Never Enough Patience


My patience gets worn.  It is exhausting being a mom.  It is exhausting having to constantly have answers and be on your game.  I lose my patience on a daily basis. I would like to learn how to control my reactions to my kids, which I haven’t done that yet.  I am very reactive to my kids and I hate that about myself.  I have a hard time stepping back and taking a breath before saying what needs (or in some cases doesn't need) to be said. 

However, being reactive leads to exciting things as well.  Everything is a celebration. I get super excited when they do things and I love my reaction when they share something new. You got an A on a spelling test? Jumping around the kitchen! You were on purple at school? Ice cream! You mastered your round off? Mom will do one too! You scored in your game? I am screaming on the sidelines.  Everything is a big deal, which means when things aren’t always sugar and spice that is a big deal too. 

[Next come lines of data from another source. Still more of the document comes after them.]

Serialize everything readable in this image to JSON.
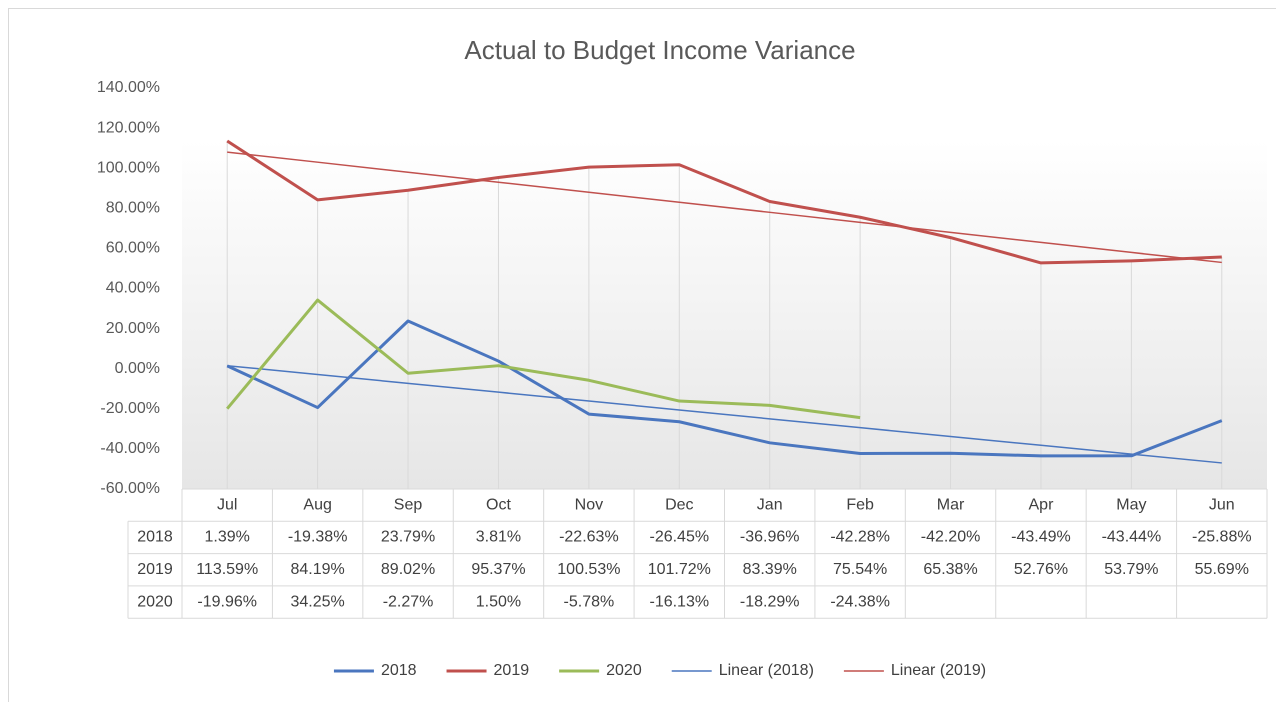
{
  "chart_data": {
    "type": "line",
    "title": "Actual to Budget Income Variance",
    "categories": [
      "Jul",
      "Aug",
      "Sep",
      "Oct",
      "Nov",
      "Dec",
      "Jan",
      "Feb",
      "Mar",
      "Apr",
      "May",
      "Jun"
    ],
    "series": [
      {
        "name": "2018",
        "color": "#4a76bf",
        "values": [
          1.39,
          -19.38,
          23.79,
          3.81,
          -22.63,
          -26.45,
          -36.96,
          -42.28,
          -42.2,
          -43.49,
          -43.44,
          -25.88
        ],
        "value_labels": [
          "1.39%",
          "-19.38%",
          "23.79%",
          "3.81%",
          "-22.63%",
          "-26.45%",
          "-36.96%",
          "-42.28%",
          "-42.20%",
          "-43.49%",
          "-43.44%",
          "-25.88%"
        ]
      },
      {
        "name": "2019",
        "color": "#c0504d",
        "values": [
          113.59,
          84.19,
          89.02,
          95.37,
          100.53,
          101.72,
          83.39,
          75.54,
          65.38,
          52.76,
          53.79,
          55.69
        ],
        "value_labels": [
          "113.59%",
          "84.19%",
          "89.02%",
          "95.37%",
          "100.53%",
          "101.72%",
          "83.39%",
          "75.54%",
          "65.38%",
          "52.76%",
          "53.79%",
          "55.69%"
        ]
      },
      {
        "name": "2020",
        "color": "#9bbb59",
        "values": [
          -19.96,
          34.25,
          -2.27,
          1.5,
          -5.78,
          -16.13,
          -18.29,
          -24.38,
          null,
          null,
          null,
          null
        ],
        "value_labels": [
          "-19.96%",
          "34.25%",
          "-2.27%",
          "1.50%",
          "-5.78%",
          "-16.13%",
          "-18.29%",
          "-24.38%",
          null,
          null,
          null,
          null
        ]
      }
    ],
    "trendlines": [
      {
        "name": "Linear (2018)",
        "color": "#4a76bf",
        "values": [
          1.5,
          -2.9,
          -7.3,
          -11.7,
          -16.1,
          -20.6,
          -25.0,
          -29.4,
          -33.8,
          -38.2,
          -42.6,
          -47.0
        ]
      },
      {
        "name": "Linear (2019)",
        "color": "#c0504d",
        "values": [
          108,
          103,
          98,
          93,
          88,
          83,
          78,
          73,
          68,
          63,
          58,
          53
        ]
      }
    ],
    "ylim": [
      -60,
      140
    ],
    "yticks": [
      {
        "value": -60,
        "label": "-60.00%"
      },
      {
        "value": -40,
        "label": "-40.00%"
      },
      {
        "value": -20,
        "label": "-20.00%"
      },
      {
        "value": 0,
        "label": "0.00%"
      },
      {
        "value": 20,
        "label": "20.00%"
      },
      {
        "value": 40,
        "label": "40.00%"
      },
      {
        "value": 60,
        "label": "60.00%"
      },
      {
        "value": 80,
        "label": "80.00%"
      },
      {
        "value": 100,
        "label": "100.00%"
      },
      {
        "value": 120,
        "label": "120.00%"
      },
      {
        "value": 140,
        "label": "140.00%"
      }
    ],
    "grid": false,
    "legend": "bottom"
  }
}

I don’t handle not listening well.  It is the kryptonite that leads to some ugly things in my house.  My kids have the world’s most magical selective hearing.  They don’t hear me say put your shoes on or brush your teeth, but they can hear me unwrap a candy bar from a different room. It is truly a gift of theirs.

I lose my patience with them daily.  Luckily for me we are forgiving people. I forgive them for never listening and they forgive me for being “mean.”

I wonder at what point will they actually start to follow directions.  I wonder if I have done something wrong as their mother along the way.  I wonder if  it is me that has made them think they don’t have to listen when I speak.  The other thing I have noticed as a mom is it is really hard to forgive yourself when you overreact to something.  We never want our kids to be sad and when we are the one responsible for them being sad it is painful.  Forgiveness is key on both ends. 

I wouldn’t trade being a mom for anything in the world, I have learned more about myself than I ever knew possible.  The love these kids have given me is unexplainable. 

I am thankful for children that are loving and accepting.  I am thankful for new starts to each day.  I am thankful for friends and a husband that can talk me off a ledge any day of the week.